Under Aim1, we will perform in vivo genetic lineage analysis under normal homeostasis and during Mc proliferation following UV exposure in parallel with ex vivo skin/hair reconstitution assays to determine whether Wnt-active epidermal Mcs self-renew and differentiate to durably maintain epidermal or hair Mcs.
Under Aim 2, we will examine how Wnt signaling regulates the behavior of epidermal Mcs under normal homeostasis and following UV exposure. For this, we will perform Wnt loss- and gain-of-function experiments in Mcs employing established genetic mouse models.
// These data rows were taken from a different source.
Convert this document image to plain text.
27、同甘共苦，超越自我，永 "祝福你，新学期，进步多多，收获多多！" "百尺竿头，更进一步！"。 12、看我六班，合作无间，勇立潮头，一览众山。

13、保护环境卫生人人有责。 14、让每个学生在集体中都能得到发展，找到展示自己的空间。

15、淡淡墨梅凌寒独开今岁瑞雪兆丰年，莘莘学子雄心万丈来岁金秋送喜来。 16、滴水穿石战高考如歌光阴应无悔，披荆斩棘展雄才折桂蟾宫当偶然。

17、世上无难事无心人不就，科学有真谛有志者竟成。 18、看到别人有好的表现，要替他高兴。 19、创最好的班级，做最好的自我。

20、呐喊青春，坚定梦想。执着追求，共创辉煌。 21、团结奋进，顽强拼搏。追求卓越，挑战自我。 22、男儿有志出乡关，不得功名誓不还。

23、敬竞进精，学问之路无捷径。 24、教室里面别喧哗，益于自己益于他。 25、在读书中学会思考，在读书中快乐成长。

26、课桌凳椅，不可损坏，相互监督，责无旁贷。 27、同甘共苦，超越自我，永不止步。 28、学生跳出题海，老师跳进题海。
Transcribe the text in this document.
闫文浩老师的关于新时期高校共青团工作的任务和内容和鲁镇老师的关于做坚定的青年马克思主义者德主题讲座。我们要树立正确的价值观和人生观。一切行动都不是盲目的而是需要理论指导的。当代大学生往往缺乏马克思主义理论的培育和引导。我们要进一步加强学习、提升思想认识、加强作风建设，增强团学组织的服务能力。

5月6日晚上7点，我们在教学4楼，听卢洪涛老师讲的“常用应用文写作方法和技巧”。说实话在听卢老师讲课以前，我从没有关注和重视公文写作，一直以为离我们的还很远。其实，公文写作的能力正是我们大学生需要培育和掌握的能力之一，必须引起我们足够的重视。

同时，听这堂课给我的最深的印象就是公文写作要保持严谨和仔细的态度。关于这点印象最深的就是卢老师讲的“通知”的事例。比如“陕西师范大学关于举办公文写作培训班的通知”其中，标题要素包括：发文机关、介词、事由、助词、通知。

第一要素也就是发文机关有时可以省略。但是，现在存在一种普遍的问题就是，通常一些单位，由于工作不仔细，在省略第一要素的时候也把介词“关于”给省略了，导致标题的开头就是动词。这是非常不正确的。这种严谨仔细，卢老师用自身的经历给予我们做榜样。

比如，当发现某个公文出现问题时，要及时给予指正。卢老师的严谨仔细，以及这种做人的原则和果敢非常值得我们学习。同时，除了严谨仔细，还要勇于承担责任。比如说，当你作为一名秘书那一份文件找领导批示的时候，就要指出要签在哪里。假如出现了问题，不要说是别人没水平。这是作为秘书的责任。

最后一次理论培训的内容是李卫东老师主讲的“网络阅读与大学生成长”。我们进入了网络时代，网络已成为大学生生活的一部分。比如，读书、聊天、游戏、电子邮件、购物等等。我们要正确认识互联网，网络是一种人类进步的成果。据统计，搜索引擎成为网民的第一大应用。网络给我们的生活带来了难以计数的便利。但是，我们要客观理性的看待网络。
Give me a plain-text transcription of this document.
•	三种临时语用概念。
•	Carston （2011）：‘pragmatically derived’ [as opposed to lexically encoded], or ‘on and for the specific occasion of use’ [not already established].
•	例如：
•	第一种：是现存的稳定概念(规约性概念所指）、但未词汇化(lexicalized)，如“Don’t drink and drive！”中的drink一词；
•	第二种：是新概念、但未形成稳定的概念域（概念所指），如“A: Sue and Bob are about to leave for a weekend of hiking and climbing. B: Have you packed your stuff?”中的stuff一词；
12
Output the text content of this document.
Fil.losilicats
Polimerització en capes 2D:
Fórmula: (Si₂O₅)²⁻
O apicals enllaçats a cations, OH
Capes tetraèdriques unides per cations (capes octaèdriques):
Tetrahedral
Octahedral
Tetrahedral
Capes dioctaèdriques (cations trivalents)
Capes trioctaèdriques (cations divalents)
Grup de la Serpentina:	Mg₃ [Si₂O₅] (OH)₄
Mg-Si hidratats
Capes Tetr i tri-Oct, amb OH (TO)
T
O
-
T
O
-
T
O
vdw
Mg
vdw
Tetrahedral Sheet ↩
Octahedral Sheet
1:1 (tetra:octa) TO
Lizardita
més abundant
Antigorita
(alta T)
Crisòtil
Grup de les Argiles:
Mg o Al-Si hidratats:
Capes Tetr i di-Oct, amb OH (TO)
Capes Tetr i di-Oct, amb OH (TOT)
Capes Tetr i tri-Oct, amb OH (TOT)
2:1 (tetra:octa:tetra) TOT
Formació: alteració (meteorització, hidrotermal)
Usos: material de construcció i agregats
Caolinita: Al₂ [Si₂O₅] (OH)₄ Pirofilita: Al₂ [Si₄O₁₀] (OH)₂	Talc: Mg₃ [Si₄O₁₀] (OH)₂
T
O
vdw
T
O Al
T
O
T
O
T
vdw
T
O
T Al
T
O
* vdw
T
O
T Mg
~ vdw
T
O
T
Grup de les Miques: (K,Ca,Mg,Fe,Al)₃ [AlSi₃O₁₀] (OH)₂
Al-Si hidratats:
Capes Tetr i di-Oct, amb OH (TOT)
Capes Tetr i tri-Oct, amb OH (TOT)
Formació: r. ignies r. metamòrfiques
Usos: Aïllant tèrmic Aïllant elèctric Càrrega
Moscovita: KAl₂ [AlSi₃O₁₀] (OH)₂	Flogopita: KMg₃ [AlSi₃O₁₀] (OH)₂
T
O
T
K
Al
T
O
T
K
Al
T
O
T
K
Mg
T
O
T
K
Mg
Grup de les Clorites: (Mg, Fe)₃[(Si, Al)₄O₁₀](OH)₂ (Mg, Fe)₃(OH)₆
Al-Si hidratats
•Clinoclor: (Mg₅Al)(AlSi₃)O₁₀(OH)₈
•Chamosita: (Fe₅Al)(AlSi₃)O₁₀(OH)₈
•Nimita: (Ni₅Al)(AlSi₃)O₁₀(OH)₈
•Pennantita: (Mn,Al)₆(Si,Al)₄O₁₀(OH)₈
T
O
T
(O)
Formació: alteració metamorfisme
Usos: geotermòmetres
Under Aim3, we will test the ability of epidermal Mcs to form melanoma upon expression of melanoma-inducing mutations in a transplantation model. In summary, this study will be the first to definitively address the presence of McSCs within the skin epidermis and to begin to define how epidermal McSCs are regulated. Our findings will have a major impact in the field of Mc and melanoma biology. Newly identified McSCs within the skin epidermis and the Wnt pathway that regulates their behavior will provide novel targets for the prevention and treatment of melanoma as well as various pigmentation diseases.
Pigmentation diseases including melanoma arise from epidermal melanocytes in which McSC population has not been identified. We will address the presence of McSCs within the skin epidermis and begin to define how Wnt signal regulates epidermal melanocytes.